After doing all of this, I went to the airport without any paper. First step: security. The TSA agent looks at my ID and phone to compare names. He then has me hold my phone over a reader. It beeps and lights up in green. Good to go. At the gate, I hold my phone over the reader. Beep. Green. Board.

At the gate for my connection in Denver, I get paged because the agent wanted me to swap seats with someone else. She asks for my boarding pass. When I say I’ve got a mobile one, she prints out a boarding pass with a new seat assignment. Being a geek, I refresh the screen and see that it shows the new seat and ditch the paper. Unfortunately it doesn’t scan and she has to board me manually.

Leaving SFO, I had to standby for an earlier flight because of weather. Although the boarding pass initially showed my standby status, somewhere along the way that disappeared. (Causing me to panic and race to the big screens in the gate area to verify that I was still on the list.) When I cleared standby, the agent called me up and issued a paper boarding pass. The link I had showed no boarding pass.

In a future ideal world, my phone would beep when I cleared the standby list, I’d click to accept and the screen would show the updated boarding pass. It would free up the mob around the gate, let me get a drink or food and get the plane out faster.

In Denver, my original mobile boarding pass was still valid.
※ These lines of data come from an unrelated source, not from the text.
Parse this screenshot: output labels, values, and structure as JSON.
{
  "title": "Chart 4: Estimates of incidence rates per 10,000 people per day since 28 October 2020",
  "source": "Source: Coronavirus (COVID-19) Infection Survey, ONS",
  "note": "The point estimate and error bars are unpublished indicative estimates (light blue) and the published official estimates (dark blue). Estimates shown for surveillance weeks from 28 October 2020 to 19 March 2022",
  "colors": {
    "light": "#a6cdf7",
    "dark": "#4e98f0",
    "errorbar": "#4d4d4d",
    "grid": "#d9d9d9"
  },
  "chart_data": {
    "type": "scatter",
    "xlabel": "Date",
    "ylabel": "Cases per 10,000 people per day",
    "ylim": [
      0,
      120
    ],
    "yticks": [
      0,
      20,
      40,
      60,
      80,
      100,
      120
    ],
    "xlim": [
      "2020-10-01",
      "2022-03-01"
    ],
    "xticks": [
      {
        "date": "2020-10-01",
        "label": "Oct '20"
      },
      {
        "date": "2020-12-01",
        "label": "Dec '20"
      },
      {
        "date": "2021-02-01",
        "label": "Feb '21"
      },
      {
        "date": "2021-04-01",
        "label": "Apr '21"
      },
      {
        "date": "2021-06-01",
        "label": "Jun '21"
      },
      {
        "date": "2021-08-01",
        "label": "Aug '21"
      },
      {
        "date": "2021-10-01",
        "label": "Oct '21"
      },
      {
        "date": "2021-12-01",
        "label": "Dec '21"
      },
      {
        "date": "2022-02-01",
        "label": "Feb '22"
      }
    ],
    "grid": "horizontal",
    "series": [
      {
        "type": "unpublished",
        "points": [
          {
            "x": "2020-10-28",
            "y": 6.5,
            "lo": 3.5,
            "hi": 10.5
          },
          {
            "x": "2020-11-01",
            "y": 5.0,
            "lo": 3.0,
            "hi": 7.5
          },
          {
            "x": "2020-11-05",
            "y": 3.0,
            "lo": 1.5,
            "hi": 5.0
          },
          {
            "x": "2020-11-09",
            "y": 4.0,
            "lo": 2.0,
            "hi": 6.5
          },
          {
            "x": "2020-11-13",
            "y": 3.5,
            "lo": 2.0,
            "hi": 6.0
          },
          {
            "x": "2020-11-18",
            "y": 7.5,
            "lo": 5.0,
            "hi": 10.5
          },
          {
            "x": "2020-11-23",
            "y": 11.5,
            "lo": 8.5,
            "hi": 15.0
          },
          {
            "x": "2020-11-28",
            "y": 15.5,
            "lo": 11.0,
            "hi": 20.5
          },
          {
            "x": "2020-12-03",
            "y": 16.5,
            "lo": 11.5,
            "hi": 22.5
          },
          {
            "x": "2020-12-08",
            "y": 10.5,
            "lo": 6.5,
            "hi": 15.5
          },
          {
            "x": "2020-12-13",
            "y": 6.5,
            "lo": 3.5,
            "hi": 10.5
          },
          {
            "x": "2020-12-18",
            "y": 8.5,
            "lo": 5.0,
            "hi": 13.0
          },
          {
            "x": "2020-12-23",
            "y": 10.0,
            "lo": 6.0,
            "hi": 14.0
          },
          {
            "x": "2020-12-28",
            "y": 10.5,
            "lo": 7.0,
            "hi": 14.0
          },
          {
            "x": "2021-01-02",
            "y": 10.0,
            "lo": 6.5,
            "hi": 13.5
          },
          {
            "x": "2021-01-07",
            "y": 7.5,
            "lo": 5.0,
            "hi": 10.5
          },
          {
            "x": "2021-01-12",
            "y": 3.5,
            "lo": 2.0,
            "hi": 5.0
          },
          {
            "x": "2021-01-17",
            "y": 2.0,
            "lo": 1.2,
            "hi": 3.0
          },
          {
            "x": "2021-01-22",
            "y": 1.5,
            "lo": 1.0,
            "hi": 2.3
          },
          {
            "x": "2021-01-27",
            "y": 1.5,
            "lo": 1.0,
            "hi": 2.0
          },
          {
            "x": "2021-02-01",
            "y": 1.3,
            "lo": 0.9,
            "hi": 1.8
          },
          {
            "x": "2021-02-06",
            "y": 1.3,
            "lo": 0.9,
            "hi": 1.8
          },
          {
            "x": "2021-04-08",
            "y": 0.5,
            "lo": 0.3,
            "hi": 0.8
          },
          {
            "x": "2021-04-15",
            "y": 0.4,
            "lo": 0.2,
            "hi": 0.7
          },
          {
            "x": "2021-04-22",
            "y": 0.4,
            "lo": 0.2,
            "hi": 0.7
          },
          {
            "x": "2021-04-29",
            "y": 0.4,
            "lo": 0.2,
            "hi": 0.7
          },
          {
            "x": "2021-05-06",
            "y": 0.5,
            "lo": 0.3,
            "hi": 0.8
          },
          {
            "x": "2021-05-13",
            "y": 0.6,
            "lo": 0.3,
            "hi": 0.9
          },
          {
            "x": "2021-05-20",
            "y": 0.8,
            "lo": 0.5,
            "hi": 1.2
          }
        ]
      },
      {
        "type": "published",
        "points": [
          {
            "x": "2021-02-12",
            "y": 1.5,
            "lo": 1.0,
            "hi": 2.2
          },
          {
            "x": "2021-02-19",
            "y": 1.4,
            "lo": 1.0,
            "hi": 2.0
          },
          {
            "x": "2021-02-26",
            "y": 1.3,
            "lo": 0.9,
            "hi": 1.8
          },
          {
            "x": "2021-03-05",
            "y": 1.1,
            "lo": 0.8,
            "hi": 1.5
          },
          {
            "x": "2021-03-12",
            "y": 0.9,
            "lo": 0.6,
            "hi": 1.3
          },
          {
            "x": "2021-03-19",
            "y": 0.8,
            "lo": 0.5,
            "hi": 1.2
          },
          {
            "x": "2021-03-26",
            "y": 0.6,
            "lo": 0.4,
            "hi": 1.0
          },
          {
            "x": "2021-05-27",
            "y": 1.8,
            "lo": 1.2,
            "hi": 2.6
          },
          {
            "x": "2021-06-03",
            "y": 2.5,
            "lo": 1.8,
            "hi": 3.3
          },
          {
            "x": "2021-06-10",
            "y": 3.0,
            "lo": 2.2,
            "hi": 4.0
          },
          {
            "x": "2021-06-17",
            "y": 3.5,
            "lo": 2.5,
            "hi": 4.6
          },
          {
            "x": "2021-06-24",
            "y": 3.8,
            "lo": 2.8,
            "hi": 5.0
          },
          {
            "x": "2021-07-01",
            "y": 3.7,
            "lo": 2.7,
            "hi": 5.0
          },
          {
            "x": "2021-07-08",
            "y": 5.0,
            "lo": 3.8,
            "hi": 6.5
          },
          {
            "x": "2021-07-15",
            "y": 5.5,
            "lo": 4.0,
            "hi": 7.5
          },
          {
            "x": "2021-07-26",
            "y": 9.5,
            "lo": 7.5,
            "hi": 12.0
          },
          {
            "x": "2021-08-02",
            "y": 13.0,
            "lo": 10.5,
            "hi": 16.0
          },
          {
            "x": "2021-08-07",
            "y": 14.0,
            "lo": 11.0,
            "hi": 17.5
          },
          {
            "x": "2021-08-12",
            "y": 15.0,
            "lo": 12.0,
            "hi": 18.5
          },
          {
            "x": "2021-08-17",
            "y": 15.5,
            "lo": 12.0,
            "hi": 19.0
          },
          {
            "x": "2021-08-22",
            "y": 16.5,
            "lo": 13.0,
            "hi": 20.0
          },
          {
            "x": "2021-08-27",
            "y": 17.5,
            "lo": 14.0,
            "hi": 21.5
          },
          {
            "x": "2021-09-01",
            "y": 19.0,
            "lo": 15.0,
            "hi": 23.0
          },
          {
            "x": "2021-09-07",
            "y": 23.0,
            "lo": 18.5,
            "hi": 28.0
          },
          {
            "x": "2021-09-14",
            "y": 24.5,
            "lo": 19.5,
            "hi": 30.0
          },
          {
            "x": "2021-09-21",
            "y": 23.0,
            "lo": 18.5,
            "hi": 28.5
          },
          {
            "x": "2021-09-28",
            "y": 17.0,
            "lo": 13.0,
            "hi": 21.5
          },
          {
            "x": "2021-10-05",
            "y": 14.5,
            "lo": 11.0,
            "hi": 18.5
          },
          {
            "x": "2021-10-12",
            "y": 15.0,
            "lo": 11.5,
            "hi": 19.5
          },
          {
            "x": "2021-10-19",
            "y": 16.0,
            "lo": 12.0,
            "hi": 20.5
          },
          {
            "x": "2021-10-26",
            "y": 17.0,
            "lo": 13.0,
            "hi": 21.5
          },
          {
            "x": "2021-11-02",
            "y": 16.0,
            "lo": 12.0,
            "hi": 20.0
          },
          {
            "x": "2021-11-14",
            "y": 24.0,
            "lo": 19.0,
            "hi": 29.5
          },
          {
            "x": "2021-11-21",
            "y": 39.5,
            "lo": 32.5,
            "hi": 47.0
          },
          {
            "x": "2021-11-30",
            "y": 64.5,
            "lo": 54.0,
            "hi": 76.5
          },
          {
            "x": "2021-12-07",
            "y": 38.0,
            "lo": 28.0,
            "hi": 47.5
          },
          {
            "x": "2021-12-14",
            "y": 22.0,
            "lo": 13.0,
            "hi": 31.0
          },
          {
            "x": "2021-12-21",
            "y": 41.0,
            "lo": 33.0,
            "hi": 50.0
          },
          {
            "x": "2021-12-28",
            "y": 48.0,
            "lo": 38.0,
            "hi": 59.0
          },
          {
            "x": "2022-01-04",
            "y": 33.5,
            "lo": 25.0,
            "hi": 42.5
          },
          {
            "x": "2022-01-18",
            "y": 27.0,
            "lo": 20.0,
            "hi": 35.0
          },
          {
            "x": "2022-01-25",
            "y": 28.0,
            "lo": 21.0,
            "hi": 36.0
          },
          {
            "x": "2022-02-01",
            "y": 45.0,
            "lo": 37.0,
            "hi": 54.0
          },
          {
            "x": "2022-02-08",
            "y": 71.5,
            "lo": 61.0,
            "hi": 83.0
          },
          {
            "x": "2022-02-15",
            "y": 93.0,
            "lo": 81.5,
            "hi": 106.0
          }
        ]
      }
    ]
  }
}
It took some fiddling to get it to scan. I thought 2-D bar codes could be held in any direction, but that didn’t seem to be the case.

Note that although the boarding pass is generated dynamically, the information is static. If your flight is delayed, you won’t see that reflected. You’ll have to go back to http://mobile.united.com and enter your flight information. It also self destructs after a flight, so if you need documentation for business purposes or making sure you get your frequent flier miles, you might want to stick with paper. (In theory, it shouldn’t be needed for miles purposes, but I don’t like to rely on theory when it comes to airlines.)